UVA 10003 - Cutting Sticks
最优矩阵链乘问题:状态转移方程如下:(比较繁琐,稍后会有优化版)
f[i][j] = f[i][k] + f[k][j] + a[j] - [i];//a[]存储切点i,j代表线段的头和尾
利用递推运算,先把线段之间没有切点的收费情况即f[i][j]赋值为零,然后利用这个推出线段之间只有一个切点的线段,如此不断扩大,当线段的头尾一个是0一个是给出的长度,也就AC了:
代码如下:(此代码不理想,浪费空间,但可AC)
#include<stdio.h>
#include<string.h>
#define INF 0x7fffffff
#define MAXN 1000 + 10
int L, num, a[55], f[MAXN][MAXN];
void solve()
{
//for(int i = 0; i < MAXN; i ++)
// for(int j = 0; j < MAXN; j ++)
// f[i][j] = 1100;
for(int i = 0; i <= num ; i ++)
f[a[i]][a[i+1]] = 0;
for(int j = 2;j <= num + 1 ;j ++)
for(int i = 0; i+j <= num+1; i ++)
{
f[a[i]][a[i+j]] = INF;
for(int k = i+1; k < i +j; k ++)
if(k>i)
{
if(f[a[i]][a[i + j]]>(f[a[i]][a[k]]+f[a[k]][a[i+j]]+a[i+j]-a[i]))
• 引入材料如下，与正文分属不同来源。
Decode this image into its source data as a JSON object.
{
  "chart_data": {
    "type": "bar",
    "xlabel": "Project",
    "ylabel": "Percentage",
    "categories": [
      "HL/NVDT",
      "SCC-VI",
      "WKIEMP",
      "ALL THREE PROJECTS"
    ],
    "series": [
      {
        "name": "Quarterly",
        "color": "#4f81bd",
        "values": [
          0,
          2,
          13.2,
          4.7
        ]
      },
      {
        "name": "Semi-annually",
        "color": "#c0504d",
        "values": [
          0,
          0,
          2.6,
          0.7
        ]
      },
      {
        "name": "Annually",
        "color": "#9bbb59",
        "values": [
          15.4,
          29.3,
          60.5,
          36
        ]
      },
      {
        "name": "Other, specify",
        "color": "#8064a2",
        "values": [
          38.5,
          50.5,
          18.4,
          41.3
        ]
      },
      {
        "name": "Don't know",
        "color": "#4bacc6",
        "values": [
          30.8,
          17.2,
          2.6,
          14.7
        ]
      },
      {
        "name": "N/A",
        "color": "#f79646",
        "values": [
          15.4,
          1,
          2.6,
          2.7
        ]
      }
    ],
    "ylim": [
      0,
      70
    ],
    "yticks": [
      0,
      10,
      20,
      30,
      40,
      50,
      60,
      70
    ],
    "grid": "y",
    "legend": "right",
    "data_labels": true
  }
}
f[a[i]][a[i + j]] = f[a[i]][a[k]]+f[a[k]][a[i+j]]+a[i+j]-a[i];
}
}
printf("The minimum cutting is %d.\n",f[0][L]);
}
void input()
{
while(scanf("%d",&L) == 1)
{
if(L == 0) break;
scanf("%d",&num);
a[0] = 0;
for(int i = 1; i <= num; i ++)
scanf("%d",&a[i]);
a[num+1] = L;
solve();
}
}
int main()
{
input();
return 0;
}
这个代码好一点:(0.172s)
#include<stdio.h>
#include<string.h>
#define INF 0x7fffffff
#define MAXN 60
int L, num, a[55], f[MAXN][MAXN];
void solve()
{
for(int i = 0; i <= num ; i ++)
f[i][i+1] = 0;
for(int j = 2;j <= num + 1 ;j ++)
for(int i = 0; i+j <= num+1; i ++)
{
f[i][i+j] = INF;
for(int k = i+1; k < i +j; k ++)
if(k>i)
{
if(f[i][i + j]>(f[i][k]+f[k][i+j]+a[i+j] - a[i]))
f[i][i + j] = f[i][k] + f[k][i+j] + a[i+j] - a[i];
}
}
printf("The minimum cutting is %d.\n",f[0][num+1]);
}
void input()
{
while(scanf("%d",&L) == 1)
{
if(L == 0) break;
scanf("%d",&num);
a[0] = 0;
for(int i = 1; i <= num; i ++)
scanf("%d",&a[i]);
a[num+1] = L;
solve();
}
}
int main()
{
input();
return 0;
}